Nommé en 2025 à la direction créative de Balenciaga, Pierpaolo Piccioli a proposé à l’automne dernier sa vision pour l’illustre maison de couture parisienne. Fidèle à son élégance poétique, le Romain revisitait, dans sa collection printemps-été 2026, l’audace formelle et sculpturale du fondateur Cristóbal Balenciaga en alliant sophistication et aisance. Plus qu’un style, le directeur créatif posait ainsi les jalons de sa philosophie où la couture devient un langage du cœur qui va bien au-delà du vêtement pour provoquer de l’émotion et créer de la magie.
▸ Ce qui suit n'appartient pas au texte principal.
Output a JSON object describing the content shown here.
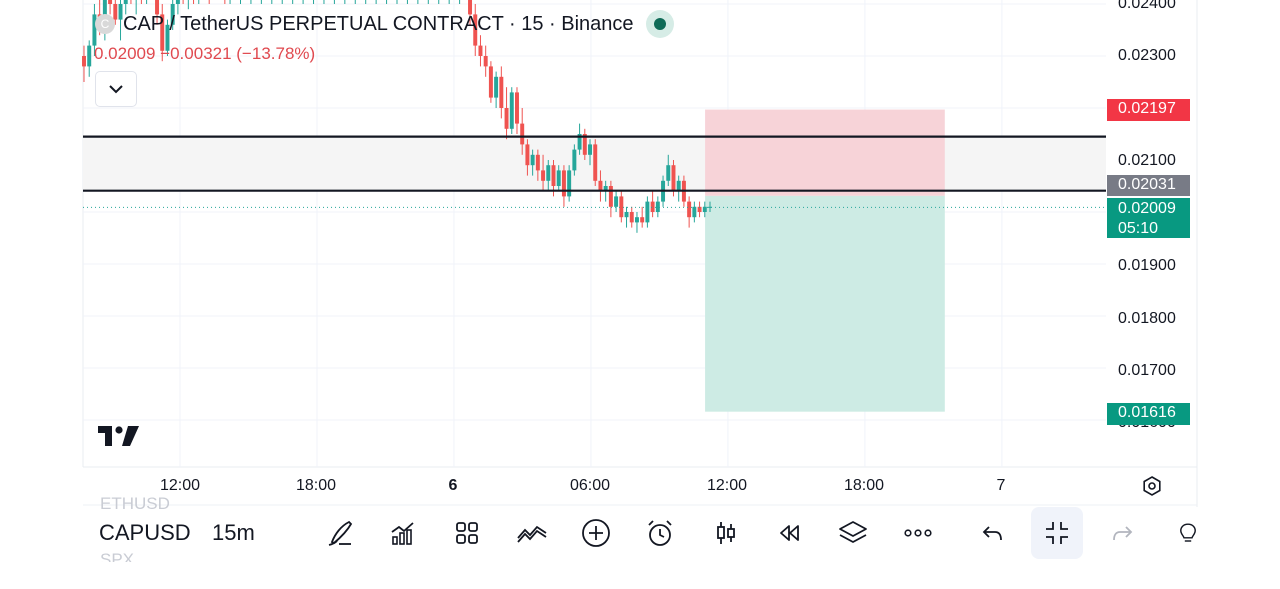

Lee Miller, née en 1907, fut mannequin puis égérie de Man Ray avant de devenir elle-même photographe. Sa vie durant, elle ne cessa de se réinventer, animée d’une insatiable soif de découverte. Le musée d’Art moderne de Paris lui consacre, à partir d’avril, une fascinante rétrospective témoignant de ses multiples vies et métamorphoses, d’artiste surréaliste à correspondante de guerre
Également dans ce Numéro : une rencontre avec la chanteuse Sam Quealy ; les confessions de l’incontournable Sebastien Tellier ; le troisième album de la prometteuse Adèle Castillon ; la première exposition personnelle de l’artiste Luna Mahoux ; l’émouvant premier film de Harris Dickinson, Urchin.
Et les séries mode de Jean-Baptiste Mondino, Agata Serge, Matt Easton, Edgar Berg, Mélissa de Araujo, Natasha Kot et Sofia Sanchez et Mauro Mongiello.